Northern Blues Music
William P. Homans III was born in Boston, the son of a civil rights lawyer. He was raised in North Carolina where the family maid would sing him John Lee Hooker songs. He rejected his family’s career aspirations and served in Vietnam. When he returned home in 1973 he became involved in “Vietnam Veterans Against the War” and recorded an anti-war album called “Merry Airbrakes”. Homans worked as a forklift driver, newspaper reporter, watermelon farmer, and truck driver, while still learning to play guitar and harmonica. He once “said that watermelons were the one crop on which he never lost money”. He didn’t record another album again until twenty-nine years later when he assumed the moniker Watermelon Slim and released 2002’s “Big Shoes To Fill”.
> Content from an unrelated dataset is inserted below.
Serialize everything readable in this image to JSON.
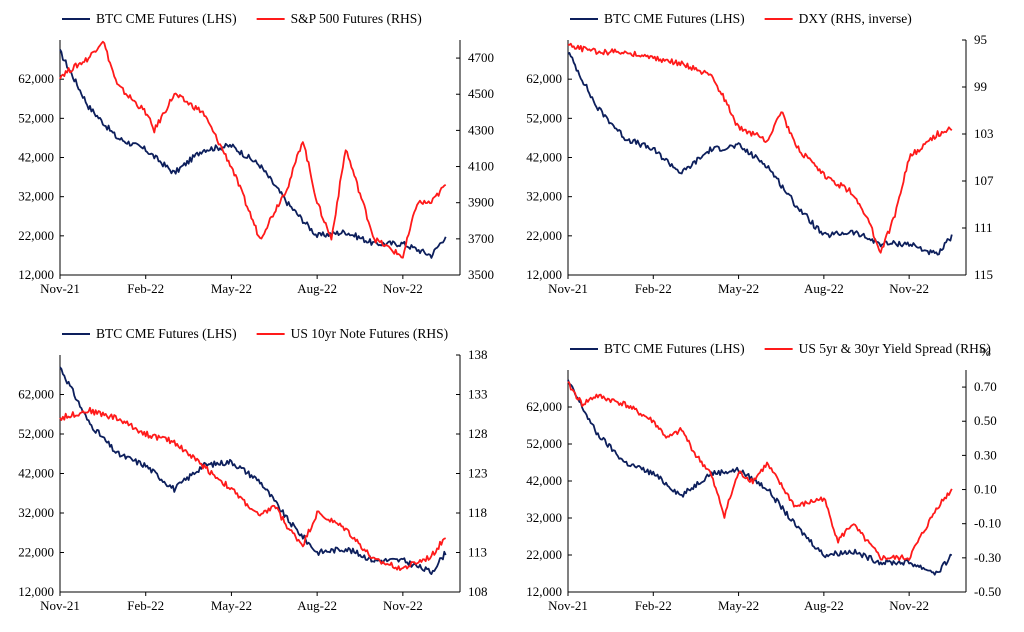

Between the years 2004 and 2008 he followed up with three more albums including “Watermelon Slim and The Workers” and “The Wheel Man” resulting in thirteen Blues Music Award nominations and wins for both “Album of The Year” and “Band of The Year”. His last studio recording was 2019’s highly acclaimed “Church of the Blues” resulting in two additional nominations to give him an overall total of twenty.
“Traveling Man” is a live double cd release co-produced by Watermelon Slim and Chris “Wick” Hardwick. Disc One was recorded at The Blue Door, a BYOB listening room in Oklahoma City. The proprietor Greg Johnson can be heard introducing Slim who performs solo playing electric slide guitar and harmonica. His gravel throated vocals and original songs tell stories about truck drivers. Songs titles like “Blue Freightliner”, “Truck Driving Songs”, “Scalemaster Blues” and “300 Miles” will mesmerize you. Covers include Mississippi Fred McDowell’s “61 Highway Blues” and “Frisco Line”; Howlin’ Wolf’s “Smokestack Lightning” which Slim first heard played by The Yardbirds in 1964; and Muddy Waters’ “Two Trains Running”. Slim closes with “Holler #4” reprised from “Church of the Blues”.
Disc Two was recorded at The Depot, in the historic Santa Fe Train Depot, in Norman, Ok. operated by Brad and Susan Raley. After an introduction by Jim “Hardluck” Johnson, Slim jumps into “Let It Be in Memphis”, and seven other tunes including the traditional “John Henry”.
Watermelon Slim’s originality and storytelling are captured in these two live performances. He is as authentic as it gets.